Era mais ou menos isso. Ele descia a pé a Rua Grão Mogol, virara à esquerda e chegava ao Bairro dos Funcionários. Era ali que estava instalado há décadas, o Armazém Colombo, de uma família de portugueses, claro. Chegava, cumprimentava o dono, ia até o balcão e pedia um quilo de arroz. Ok, um quilo de arroz. O dono ia até o saco que ficava na entrada do armazém e mergulhava nos grãos uma concha de alumínio, abria o saquinho de papel kraft e, com maestria, sem derrubar um grão sequer, enchia o saco.

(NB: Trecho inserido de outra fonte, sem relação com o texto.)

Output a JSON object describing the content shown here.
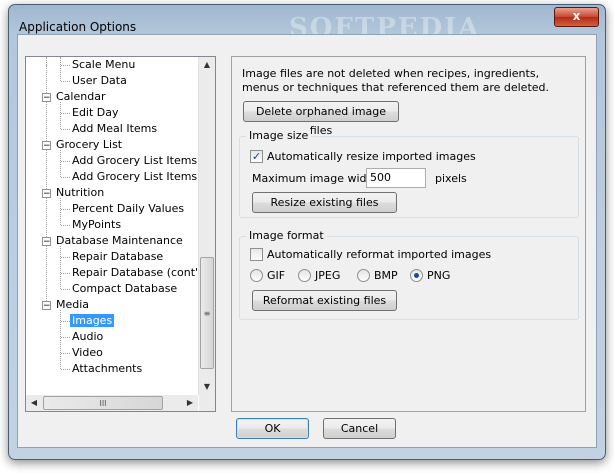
{
  "window": {
    "title": "Application Options",
    "close_glyph": "x",
    "watermark": "SOFTPEDIA"
  },
  "tree": {
    "items": [
      {
        "label": "Scale Menu"
      },
      {
        "label": "User Data"
      },
      {
        "label": "Calendar"
      },
      {
        "label": "Edit Day"
      },
      {
        "label": "Add Meal Items"
      },
      {
        "label": "Grocery List"
      },
      {
        "label": "Add Grocery List Items"
      },
      {
        "label": "Add Grocery List Items (cc"
      },
      {
        "label": "Nutrition"
      },
      {
        "label": "Percent Daily Values"
      },
      {
        "label": "MyPoints"
      },
      {
        "label": "Database Maintenance"
      },
      {
        "label": "Repair Database"
      },
      {
        "label": "Repair Database (cont'd)"
      },
      {
        "label": "Compact Database"
      },
      {
        "label": "Media"
      },
      {
        "label": "Images"
      },
      {
        "label": "Audio"
      },
      {
        "label": "Video"
      },
      {
        "label": "Attachments"
      }
    ],
    "expander_glyph": "−"
  },
  "panel": {
    "description": "Image files are not deleted when recipes, ingredients, menus or techniques that referenced them are deleted.",
    "delete_orphaned_label": "Delete orphaned image files",
    "image_size": {
      "group_label": "Image size",
      "auto_resize_label": "Automatically resize imported images",
      "auto_resize_checked": true,
      "max_width_label": "Maximum image width:",
      "max_width_value": "500",
      "pixels_label": "pixels",
      "resize_button_label": "Resize existing files"
    },
    "image_format": {
      "group_label": "Image format",
      "auto_reformat_label": "Automatically reformat imported images",
      "auto_reformat_checked": false,
      "formats": [
        "GIF",
        "JPEG",
        "BMP",
        "PNG"
      ],
      "selected_format": "PNG",
      "reformat_button_label": "Reformat existing files"
    }
  },
  "buttons": {
    "ok_label": "OK",
    "cancel_label": "Cancel"
  },
  "scroll": {
    "up_glyph": "▲",
    "down_glyph": "▼",
    "left_glyph": "◀",
    "right_glyph": "▶",
    "grip_glyph": "≡",
    "hgrip_glyph": "III"
  },
  "check_glyph": "✓"
}
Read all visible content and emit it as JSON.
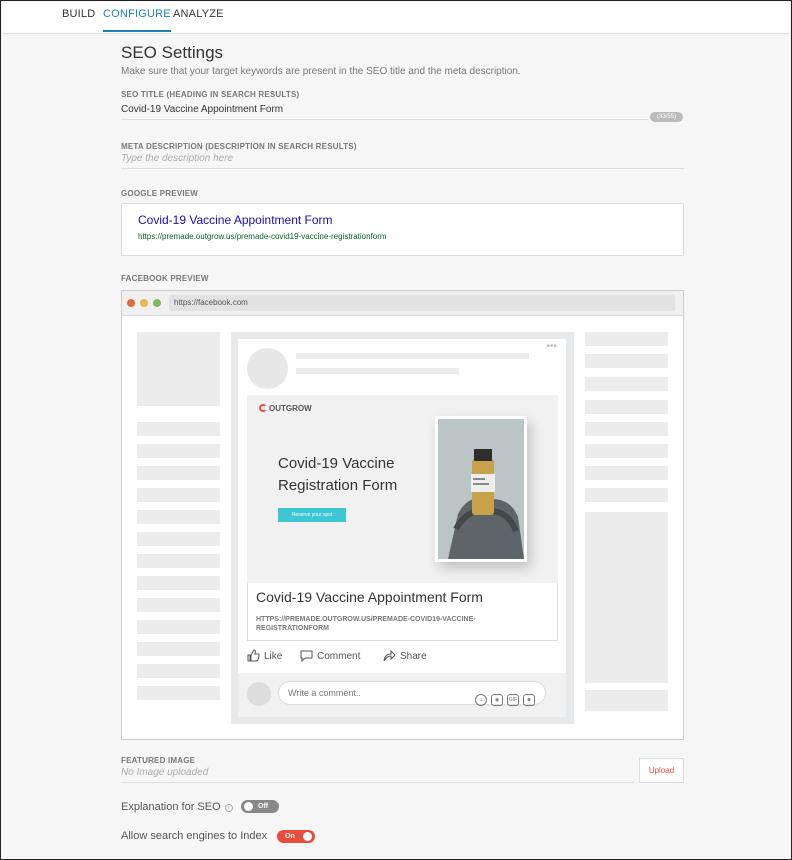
{
  "tabs": [
    {
      "label": "BUILD",
      "active": false
    },
    {
      "label": "CONFIGURE",
      "active": true
    },
    {
      "label": "ANALYZE",
      "active": false
    }
  ],
  "seo": {
    "title": "SEO Settings",
    "subtitle": "Make sure that your target keywords are present in the SEO title and the meta description.",
    "seo_title_label": "SEO TITLE (HEADING IN SEARCH RESULTS)",
    "seo_title_value": "Covid-19 Vaccine Appointment Form",
    "char_count": "(33/55)",
    "meta_label": "META DESCRIPTION (DESCRIPTION IN SEARCH RESULTS)",
    "meta_placeholder": "Type the description here"
  },
  "google_preview": {
    "label": "GOOGLE PREVIEW",
    "title": "Covid-19 Vaccine Appointment Form",
    "url": "https://premade.outgrow.us/premade-covid19-vaccine-registrationform"
  },
  "facebook_preview": {
    "label": "FACEBOOK PREVIEW",
    "browser_url": "https://facebook.com",
    "logo_text": "OUTGROW",
    "image_title": "Covid-19 Vaccine Registration Form",
    "image_button": "Reserve your spot",
    "card_title": "Covid-19 Vaccine Appointment Form",
    "card_url": "HTTPS://PREMADE.OUTGROW.US/PREMADE-COVID19-VACCINE-REGISTRATIONFORM",
    "actions": {
      "like": "Like",
      "comment": "Comment",
      "share": "Share"
    },
    "comment_placeholder": "Write a comment..",
    "comment_icons": [
      "emoji-icon",
      "camera-icon",
      "gif-icon",
      "sticker-icon"
    ]
  },
  "featured_image": {
    "label": "FEATURED IMAGE",
    "placeholder": "No Image uploaded",
    "upload_label": "Upload"
  },
  "toggles": {
    "explanation_label": "Explanation for SEO",
    "explanation_state": "Off",
    "index_label": "Allow search engines to Index",
    "index_state": "On"
  },
  "colors": {
    "accent": "#1f7fb6",
    "toggle_on": "#e84c3d",
    "toggle_off": "#888888",
    "google_link": "#1a0dab",
    "google_url": "#006621"
  }
}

Levava até a balança Filizola vermelha instalada em cima do balcão, ao lado da caixa registradora National, a NCR. Quase acertava na mosca o quilo certinho. Às vezes colocava mais um pouquinho para completar, ora retirava um tiquinho esperando o ponteiro marcar um quilo exato. Dobrava as bordas de cima e dizia o preço. Ele retirava do bolso da calça algumas notas de cruzeiros, pagava, agradecia e ia embora, subindo a Grão Mogol. Hoje, chegamos no supermercado para comprar arroz e encontramos: arroz agulhinha, arroz parboilizado, arroz integral, arroz tailandês, arroz com jasmim, arroz negro, arroz arbóreo, arroz basmati, arroz cateto, arroz vermelho, arroz glutinoso e arroz em saquinho. Vem a dúvida, acaba escolhendo um tipo e vai até o caixa. O senhor é cliente Mais? Vai querer o CPF na nota? Esse arroz está com desconto. Já baixou o aplicativo do Pão de Açúcar? Lembra a senha? Quer sacolinha? Débito ou crédito? Socorro! Quero pagar em cruzeiros!